One of the lenders he invested in was Bethesda, Maryland-based RapidAdvance, which makes businesses sign over as much as 45 percent of their credit-card receipts in exchange for $15,000 or $18,000, according to lawsuits filed by RapidAdvance against borrowers who defaulted.
Mandis, who declined to say how much he invested, decided RapidAdvance could reach more clients with a catchy TV spot.

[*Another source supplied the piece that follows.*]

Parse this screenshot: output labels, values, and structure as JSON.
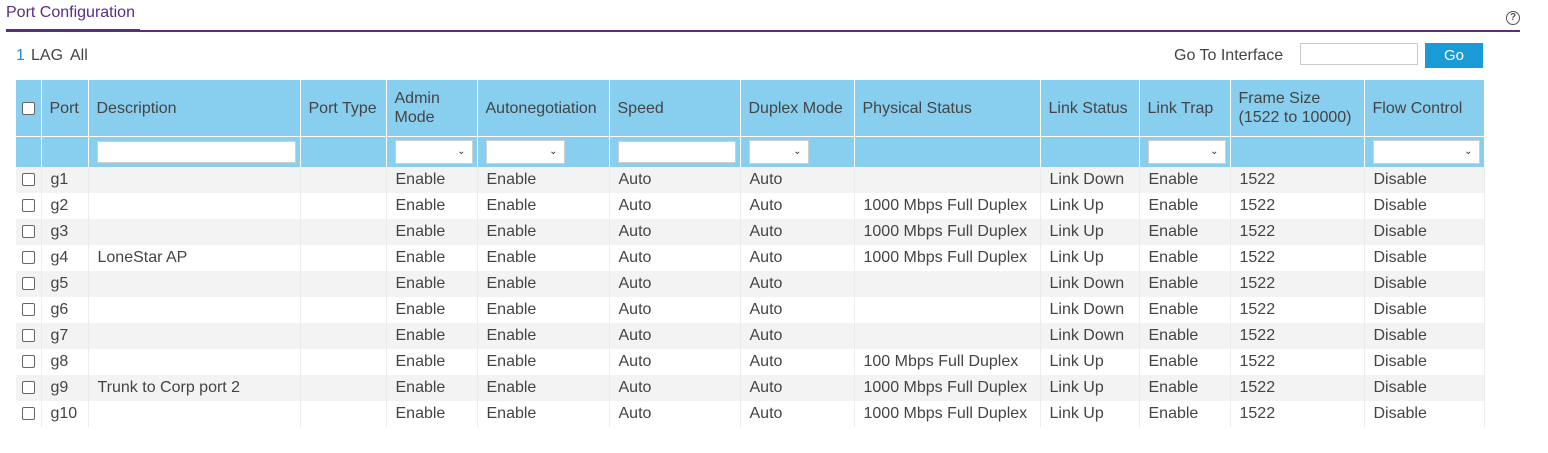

He wanted the man who made the ads for J.G. Wentworth, a company that promises quick cash to lawsuit winners.
Mal Karlin, who made those spots, said he was reluctant to get involved because his small ad firm is bombarded by e-mail offers from lenders.
“Once they offer me money, I know it’s going to be an exorbitant rate,” he said. “I had a bad feeling about it.”
Mandis’s resume persuaded him, he said. The banker invited the goateed director to his Park Avenue co-op to pitch ideas last year. Karlin was taken aback when the client’s wife and two young daughters were waiting.
“My worst nightmare is for a kid to have an idea for a commercial,” Karlin said. “Everybody thinks that they’re an advertising expert because they watch television.”
The family wasn’t wowed by his ideas. The director tried again when Mandis was teaching in Madrid, singing a Broadway ditty into the phone for him. The former banker stopped him.
“I like that,” Mandis told Karlin.
In the spot, which aired last year, RapidAdvance delivers sacks of cash after a hairdresser, mechanic and chef dance in unison and sing the company’s praises.
Mandis said he’s proud of his work at that lender and his new firm. Kalamata’s website features a family history and a photo of him in a sweater and tie.